Monday 10 September 2018
Those who know me will know of my life long-love of aviation. I wanted to be a test pilot even before wanting to be an astronaut but ended up getting into energy. My under-graduate dissertation combined my two interests as it was on the use of hydrogen as an aviation fuel, an idea that was being heavily promoted in the late 1970s by Lockheed and others with a proposal to build hydrogen fuelled Tristars ferrying between the US, Europe and the Middle East. (This document is now online here). I gave up flying myself a few years ago and still miss it. As everyone knows aviation is a major problem in terms of emissions, with 500 million tonnes CO2 a year expected to triple by 2050, and I do sometimes struggle to square the desire to minimise emissions and environmental impact and the need and desire to travel, especially with the amount of air travel I have done in the last five years.
To start with I don’t think we can ever (or should try) suppress the basic human desire to travel. I actually think this is a reflection of the exploration drive, without which we would still be the arboreal primates or even the ocean dwelling mammals we are descended from. Likewise we should not constrain space exploration, in fact we should be doing more, it is just a fundamental human drive. Given that, plus all the conventional economic trends (i.e. increasing wealth leads to increasing travel), we will continue to see a growth in air travel with an increased environmental impact – if we don’t change the technology. The question is how to change the technology and how quickly can we do it, especially in the safety driven culture and regulatory environment of aviation.
A decade ago the emphasis was on bio-fuels and much capital was invested in biofuel production and trialling them in aircraft. Safety is of course critical in aviation and I always said I would rather not fly in a bio-fuelled aircraft for the first five years of its use (the same would apply to electric planes) – although that would have been different if I had become a test pilot! Clearly bio- and synthetic fuels will have a major role but the ultimate dream is electric power. Even a decade ago the idea of electric aircraft was science fiction but since then the advances in battery technology, coupled with the work of entrepreneurs and larger companies, has made the dream of electric aviation seem much closer.

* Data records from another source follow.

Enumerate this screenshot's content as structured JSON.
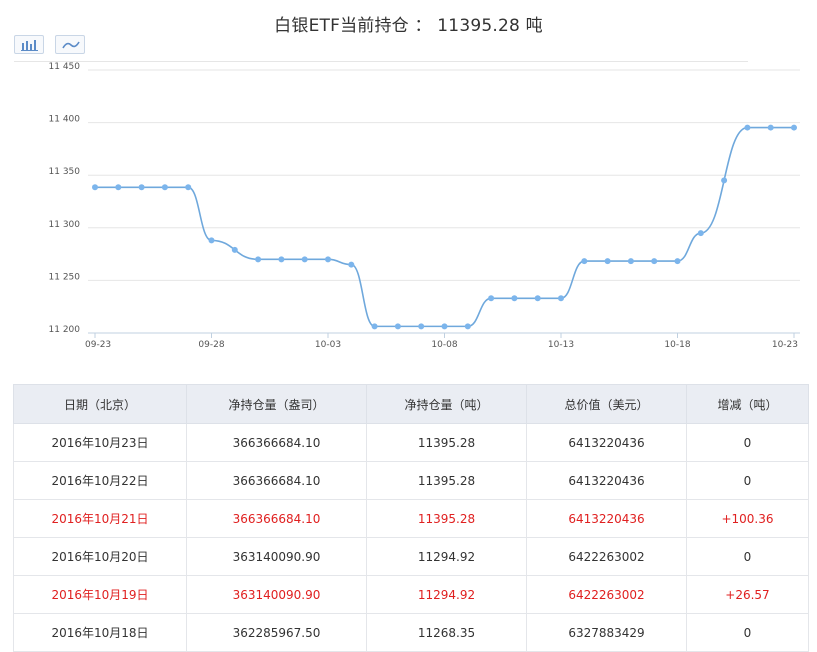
{
  "title": "白银ETF当前持仓 ： 11395.28 吨",
  "toolbar": {
    "bar_icon": "bar-chart-icon",
    "line_icon": "line-chart-icon"
  },
  "colors": {
    "line": "#6fa8dc",
    "point": "#7cb5ec",
    "grid": "#e6e6e6",
    "up": "#e02020",
    "header_bg": "#eaedf3"
  },
  "chart_data": {
    "type": "line",
    "x": [
      "09-23",
      "09-24",
      "09-25",
      "09-26",
      "09-27",
      "09-28",
      "09-29",
      "09-30",
      "10-01",
      "10-02",
      "10-03",
      "10-04",
      "10-05",
      "10-06",
      "10-07",
      "10-08",
      "10-09",
      "10-10",
      "10-11",
      "10-12",
      "10-13",
      "10-14",
      "10-15",
      "10-16",
      "10-17",
      "10-18",
      "10-19",
      "10-20",
      "10-21",
      "10-22",
      "10-23"
    ],
    "series": [
      {
        "values": [
          11338.5,
          null,
          11338.5,
          null,
          11338.5,
          11288,
          null,
          11270,
          null,
          11270,
          11270,
          11265,
          11206.3,
          null,
          11206.3,
          null,
          11206.3,
          11233,
          null,
          11233,
          11233,
          11268.35,
          null,
          11268.35,
          null,
          11268.35,
          11294.92,
          null,
          11395.28,
          null,
          11395.28
        ]
      }
    ],
    "xticks": [
      "09-23",
      "09-28",
      "10-03",
      "10-08",
      "10-13",
      "10-18",
      "10-23"
    ],
    "yticks": [
      "11 200",
      "11 250",
      "11 300",
      "11 350",
      "11 400",
      "11 450"
    ],
    "ylim": [
      11200,
      11450
    ],
    "grid": true,
    "legend": "none"
  },
  "table": {
    "headers": [
      "日期（北京）",
      "净持仓量（盎司）",
      "净持仓量（吨）",
      "总价值（美元）",
      "增减（吨）"
    ],
    "rows": [
      {
        "cells": [
          "2016年10月23日",
          "366366684.10",
          "11395.28",
          "6413220436",
          "0"
        ],
        "highlight": false
      },
      {
        "cells": [
          "2016年10月22日",
          "366366684.10",
          "11395.28",
          "6413220436",
          "0"
        ],
        "highlight": false
      },
      {
        "cells": [
          "2016年10月21日",
          "366366684.10",
          "11395.28",
          "6413220436",
          "+100.36"
        ],
        "highlight": true
      },
      {
        "cells": [
          "2016年10月20日",
          "363140090.90",
          "11294.92",
          "6422263002",
          "0"
        ],
        "highlight": false
      },
      {
        "cells": [
          "2016年10月19日",
          "363140090.90",
          "11294.92",
          "6422263002",
          "+26.57"
        ],
        "highlight": true
      },
      {
        "cells": [
          "2016年10月18日",
          "362285967.50",
          "11268.35",
          "6327883429",
          "0"
        ],
        "highlight": false
      }
    ]
  }
}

A recent article in AirSpaceMag.com described some of the developments including Eviation’s nine passenger regional commuter plane that is supposed to fly in 2019 (which has the odd name of Alice). It shouldn’t be a surprise, as we have seen the same thing in electric cars, but the choice of electric propulsion leads to significant changes in the way the rest of the aircraft is designed, both in terms of structure and layout. A lot of the structure of aircraft is designed to cope with the stresses of relatively heavy, vibrating engines. Electric motors are lighter but of course there is the huge weight of batteries which will account for 60% of Alices’s total weight. For comparison fuel makes up c.48% of the weight of a fully laden Boeing 747. The range of the Alice is estimated at 650 miles at 275mph.
Interestingly enough the projected operating costs are low enough that the cost to passengers could be reduced by 30-60% compared to a conventional aircraft, savings being made in fuel and maintenance. Bonny Simi, President of JetBlue Technology Ventures, is quoted in the article as saying on short trips regional turboprops have an Available Seat Mile (ASM) cost of $0.15 to $0.20 with spikes above $0.40. Larger capacity, long haul jets have ASMs in the range of $0.08 to $0.12 as they fly higher where jets are more efficient and proportionately less time is spent in take-offs and climb. Simi goes onto say “Forecasts for electric aircraft [flying] 300 to 700 miles estimate 10 to 12 cents” ($0.10 to $0.12 per ASM). If that sort of cost advantage can actually be delivered the economic driver is clear.
As everyone knows battery technology is improving rapidly and costs are falling. There is, however, a long way to go before larger aircraft could be electric. The “magic number” where long-distance flight can become viable is cited at 1,000 Wh/kg of battery weight whereas existing batteries are in the range of 270-300 Wh/kg. The battery in a Tesla S stores 85 kWh and weighs 540 kg – a specific energy of 157 Wh/kg. The target 1,000 Wh/kg for viable aircraft does not seem to take into account possible improvements in drag reduction (and possibly further advances in light weight structures). Professor Viswanathan from Carnegie Mellon University asserts that a battery producing 400-500 Wh/kg could propel an airplane 200 to 400 miles on a single charge.
EasyJet has set a target to begin operating electric routes within 10 years and Norway has proposed making all flights less than 1.5 hours all electric by 2040. EasyJet has partnered with Wright Electric who are working on an aircraft that could carry 120 people on flights of 300 miles or less. Although these targets are exciting we should never forget both the hype cycle and the length of time (& huge amount of money) it takes to get new aircraft certified for public operations. There is a long way, and lots of capital, between announcements and glossy websites and computer generated images and a flying, certified aircraft. As I highlighted in my under-graduate dissertation, it is not only the aircraft where you need to innovate and invest, the ground infrastructure would need to change considerably. When Terminal 5 was constructed it was designed with higher capacity ground power connections as the A-380 was coming into service, imagine the extra power capacity needed at airports for electric aircraft re-charging, as well as the operations impact because of the required charging time.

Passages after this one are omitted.